• Sep 24, 2008
A standard Camry hybrid

Hybrid vehicles are increasingly becoming mainstream, but so far all of the production units available on the market have used gasoline exclusively as the fuel for the internal combustion engine. Various manufacturers have also shown concept and one-off test hybrid vehicles with diesel and E85 capable flex-fuel engines. One combination we don't recall seeing is a CNG fueled hybrid. Toyota plans to address that oversight at the LA Auto Show in November with a CNG fueled Camry Hybrid. Vehicles running on compressed natural gas are nothing new, although the only one currently offered by a major automaker in the US right now is the Honda Civic GX. Since CNG vehicles have a shorter range, they have primarily been used by fleets with centralized filling stations. Toyota has built this vehicle as part of its wide ranging sustainable mobility strategy. With domestic supplies of CNG being comparatively plentiful, something like a CNG hybrid sedan could be a good option for someone who does most of their driving locally. Combine it with the Phill home fueling station and you'd never have to go to a gas station again. Press release after the break.

[Source: Toyota]


PRESS RELEASE

TOYOTA TO DISPLAY CNG-POWERED CAMRY-HYBRID CONCEPT AT 2008 LOS ANGELES AUTO SHOW

PORTLAND, Ore., Sept. 24, 2008 – Toyota Motor Sales (TMS), U.S.A., Inc., announced here today at its Sustainable Mobility Seminar that it will display a compressed natural gas (CNG) Camry Hybrid concept vehicle at the Los Angeles Auto Show in November.

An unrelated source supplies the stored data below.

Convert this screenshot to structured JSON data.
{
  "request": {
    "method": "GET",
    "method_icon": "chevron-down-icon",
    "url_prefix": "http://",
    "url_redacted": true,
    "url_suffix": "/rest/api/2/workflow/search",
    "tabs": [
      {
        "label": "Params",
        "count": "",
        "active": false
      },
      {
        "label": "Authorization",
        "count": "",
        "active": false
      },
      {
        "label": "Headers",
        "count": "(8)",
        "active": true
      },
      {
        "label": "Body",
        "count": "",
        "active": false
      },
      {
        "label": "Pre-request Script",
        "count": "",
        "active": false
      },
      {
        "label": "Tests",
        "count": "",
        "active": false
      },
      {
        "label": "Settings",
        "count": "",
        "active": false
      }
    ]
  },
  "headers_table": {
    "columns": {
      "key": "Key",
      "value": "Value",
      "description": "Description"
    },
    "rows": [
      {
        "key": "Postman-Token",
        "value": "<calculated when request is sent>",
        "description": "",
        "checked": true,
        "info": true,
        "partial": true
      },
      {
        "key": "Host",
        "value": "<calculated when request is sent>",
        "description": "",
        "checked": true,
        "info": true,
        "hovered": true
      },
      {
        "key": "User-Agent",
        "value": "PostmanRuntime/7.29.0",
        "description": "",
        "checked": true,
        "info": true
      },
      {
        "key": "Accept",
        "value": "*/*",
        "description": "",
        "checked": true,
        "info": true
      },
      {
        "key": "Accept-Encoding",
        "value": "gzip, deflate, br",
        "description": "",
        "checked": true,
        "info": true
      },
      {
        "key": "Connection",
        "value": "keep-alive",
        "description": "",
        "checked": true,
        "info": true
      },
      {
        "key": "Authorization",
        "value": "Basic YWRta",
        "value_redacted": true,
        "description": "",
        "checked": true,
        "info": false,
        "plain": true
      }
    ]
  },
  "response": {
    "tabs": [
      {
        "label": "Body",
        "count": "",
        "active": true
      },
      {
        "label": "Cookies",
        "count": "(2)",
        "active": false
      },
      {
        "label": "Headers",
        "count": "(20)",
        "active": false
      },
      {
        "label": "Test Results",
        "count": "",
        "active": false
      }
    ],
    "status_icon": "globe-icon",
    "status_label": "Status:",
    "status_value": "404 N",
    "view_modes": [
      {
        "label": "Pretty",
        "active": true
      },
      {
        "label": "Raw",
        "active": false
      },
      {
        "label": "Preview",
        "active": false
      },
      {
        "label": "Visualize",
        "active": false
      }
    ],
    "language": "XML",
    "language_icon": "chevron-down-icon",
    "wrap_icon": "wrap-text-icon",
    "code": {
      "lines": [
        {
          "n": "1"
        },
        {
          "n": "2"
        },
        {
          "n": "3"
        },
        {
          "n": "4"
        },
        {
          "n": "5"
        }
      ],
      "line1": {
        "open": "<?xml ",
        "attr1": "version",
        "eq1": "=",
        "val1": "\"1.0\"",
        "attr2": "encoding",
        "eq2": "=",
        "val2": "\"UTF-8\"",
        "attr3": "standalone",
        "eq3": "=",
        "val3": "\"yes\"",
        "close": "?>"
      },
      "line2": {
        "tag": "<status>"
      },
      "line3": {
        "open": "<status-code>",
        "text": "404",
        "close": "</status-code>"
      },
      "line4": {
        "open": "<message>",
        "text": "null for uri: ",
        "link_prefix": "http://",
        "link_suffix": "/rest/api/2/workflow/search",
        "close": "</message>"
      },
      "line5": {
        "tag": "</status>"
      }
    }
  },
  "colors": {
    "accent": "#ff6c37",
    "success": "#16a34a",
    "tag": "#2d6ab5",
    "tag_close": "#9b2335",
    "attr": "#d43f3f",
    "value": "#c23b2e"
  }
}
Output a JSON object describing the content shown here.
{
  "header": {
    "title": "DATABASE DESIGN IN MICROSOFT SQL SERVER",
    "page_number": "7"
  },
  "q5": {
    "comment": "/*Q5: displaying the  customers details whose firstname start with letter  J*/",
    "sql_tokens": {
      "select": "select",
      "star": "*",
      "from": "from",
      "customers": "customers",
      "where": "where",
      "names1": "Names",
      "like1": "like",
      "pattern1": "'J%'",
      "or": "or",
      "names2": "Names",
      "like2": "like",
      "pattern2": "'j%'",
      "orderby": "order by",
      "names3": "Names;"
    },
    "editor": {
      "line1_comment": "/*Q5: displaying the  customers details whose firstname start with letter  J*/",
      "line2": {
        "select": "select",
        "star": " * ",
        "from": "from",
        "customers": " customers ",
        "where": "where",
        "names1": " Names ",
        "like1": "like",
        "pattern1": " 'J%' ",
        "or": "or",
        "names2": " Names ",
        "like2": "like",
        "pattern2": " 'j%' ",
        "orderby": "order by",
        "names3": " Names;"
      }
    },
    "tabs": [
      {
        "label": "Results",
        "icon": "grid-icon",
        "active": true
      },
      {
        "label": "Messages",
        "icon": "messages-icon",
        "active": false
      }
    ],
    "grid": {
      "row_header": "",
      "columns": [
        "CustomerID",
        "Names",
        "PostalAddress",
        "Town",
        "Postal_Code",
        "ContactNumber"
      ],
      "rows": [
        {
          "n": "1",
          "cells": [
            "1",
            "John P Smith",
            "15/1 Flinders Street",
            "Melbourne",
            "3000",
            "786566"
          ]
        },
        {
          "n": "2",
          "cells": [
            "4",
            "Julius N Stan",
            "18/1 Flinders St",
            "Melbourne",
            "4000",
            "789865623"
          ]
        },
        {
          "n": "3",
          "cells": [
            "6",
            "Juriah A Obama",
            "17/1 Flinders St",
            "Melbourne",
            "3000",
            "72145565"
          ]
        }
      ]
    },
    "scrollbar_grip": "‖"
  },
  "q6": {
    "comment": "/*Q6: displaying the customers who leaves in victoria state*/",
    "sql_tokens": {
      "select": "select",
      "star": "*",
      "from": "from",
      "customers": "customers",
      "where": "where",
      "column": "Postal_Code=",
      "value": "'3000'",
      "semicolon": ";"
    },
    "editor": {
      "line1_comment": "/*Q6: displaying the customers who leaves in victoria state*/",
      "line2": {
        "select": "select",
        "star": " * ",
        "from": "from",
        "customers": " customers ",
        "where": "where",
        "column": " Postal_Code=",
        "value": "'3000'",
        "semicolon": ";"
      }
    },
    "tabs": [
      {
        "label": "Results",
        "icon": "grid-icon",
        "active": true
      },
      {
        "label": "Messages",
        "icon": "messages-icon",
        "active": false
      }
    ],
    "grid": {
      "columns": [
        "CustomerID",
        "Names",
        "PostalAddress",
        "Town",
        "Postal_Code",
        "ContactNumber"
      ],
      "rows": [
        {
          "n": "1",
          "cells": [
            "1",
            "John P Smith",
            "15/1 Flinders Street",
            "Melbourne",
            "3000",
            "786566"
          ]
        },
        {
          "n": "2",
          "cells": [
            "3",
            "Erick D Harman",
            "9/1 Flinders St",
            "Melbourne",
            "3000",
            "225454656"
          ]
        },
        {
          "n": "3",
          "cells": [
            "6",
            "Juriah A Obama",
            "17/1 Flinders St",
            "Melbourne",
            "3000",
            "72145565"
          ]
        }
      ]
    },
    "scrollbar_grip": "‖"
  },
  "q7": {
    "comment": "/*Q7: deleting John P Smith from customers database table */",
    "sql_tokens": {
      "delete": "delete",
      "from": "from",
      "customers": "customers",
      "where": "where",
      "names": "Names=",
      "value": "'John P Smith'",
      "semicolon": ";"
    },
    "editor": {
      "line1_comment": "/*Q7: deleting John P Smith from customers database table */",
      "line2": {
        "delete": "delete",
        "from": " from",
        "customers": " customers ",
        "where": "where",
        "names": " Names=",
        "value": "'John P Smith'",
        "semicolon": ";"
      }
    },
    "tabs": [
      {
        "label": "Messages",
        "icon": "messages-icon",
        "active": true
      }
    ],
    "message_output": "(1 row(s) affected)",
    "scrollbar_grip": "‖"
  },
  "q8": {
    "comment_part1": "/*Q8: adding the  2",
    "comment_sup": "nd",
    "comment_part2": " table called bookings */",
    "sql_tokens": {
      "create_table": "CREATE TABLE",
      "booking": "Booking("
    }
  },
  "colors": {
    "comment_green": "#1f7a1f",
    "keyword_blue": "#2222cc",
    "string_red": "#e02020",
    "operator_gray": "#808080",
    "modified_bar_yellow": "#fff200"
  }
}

"With the combination of plentiful long-term supplies in North America, improved and more efficient recovery methods, favorable pricing and clean-burn/low emissions characteristics, CNG has become a prime energy-source for the future," said Irv Miller, group vice president, TMS Corporate Communications. "With this concept, we are confirming our interest in pursuing CNG within our broad and comprehensive R&D scope."

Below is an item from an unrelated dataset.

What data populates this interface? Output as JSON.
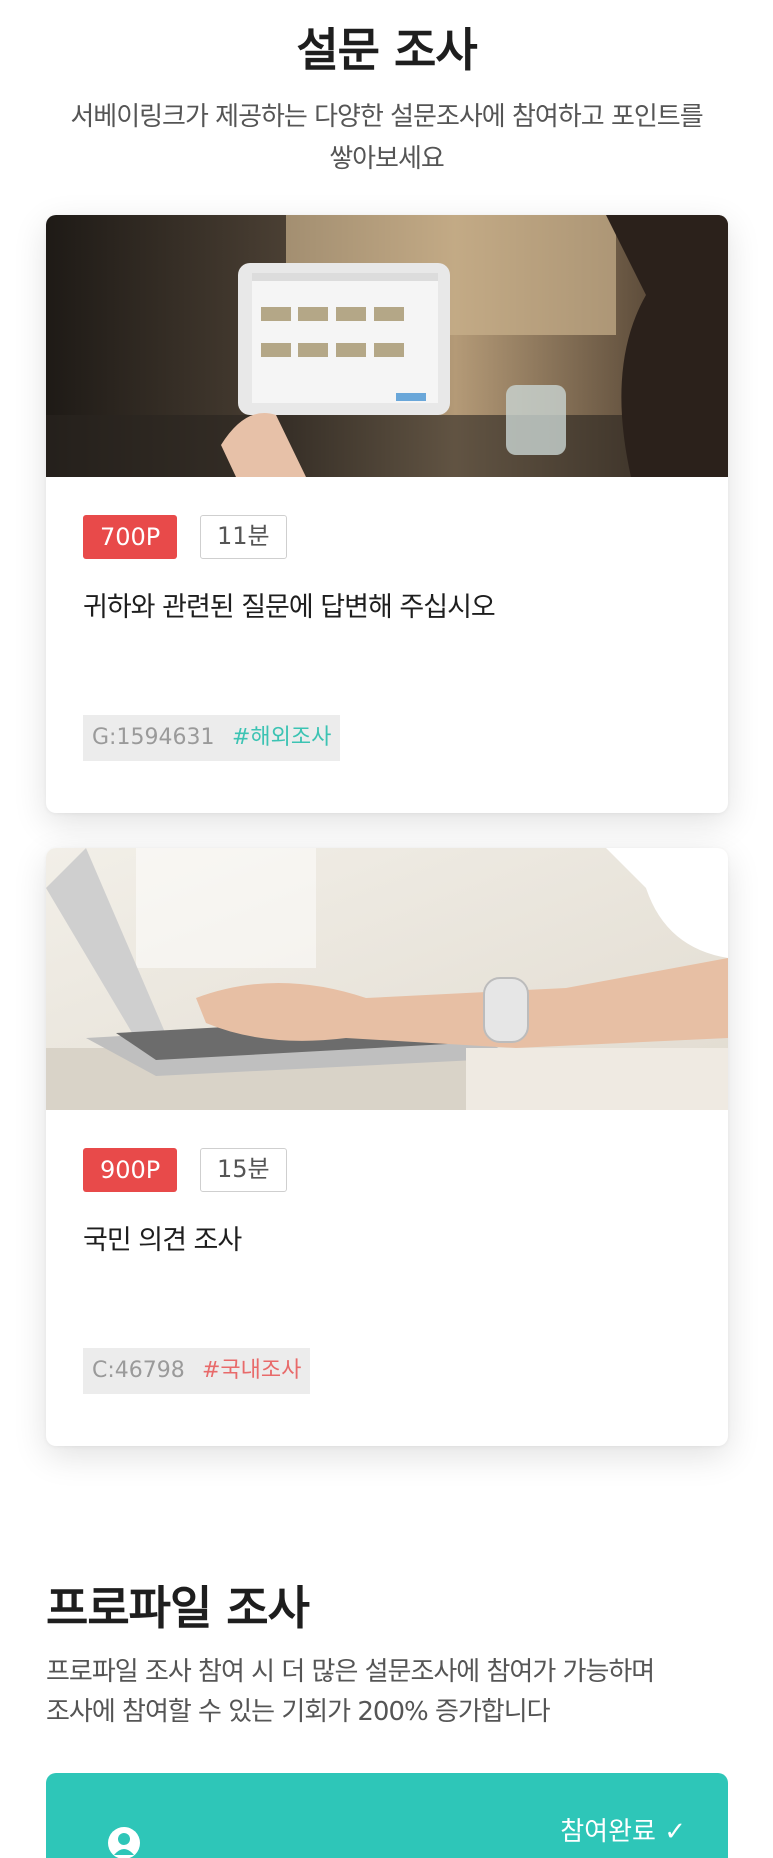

In 1999 Toyota marketed a CNG-powered four-cylinder Camry to fleet customers in California. However, in an era of relatively cheap gasoline, customers were not attracted to a vehicle that required special refueling techniques and a limited refueling infrastructure and the program was discontinued a year later. Currently, there are only about 1,000 CNG refueling stations nationwide, with less than half open to the public.

The benefits of CNG are currently being amplified by rapidly changing market conditions and an increase in consumer environmental awareness. At the same time its drawbacks are being mitigated by a growing awareness that advanced technologies will require investment in appropriate infrastructure. The U.S. CNG pipeline system is an approximately 1.8 million mile network and expanding.

"Natural gas," adds Miller, "and an expanded retail-friendly CNG infrastructure could be seen as a model for future hydrogen infrastructure."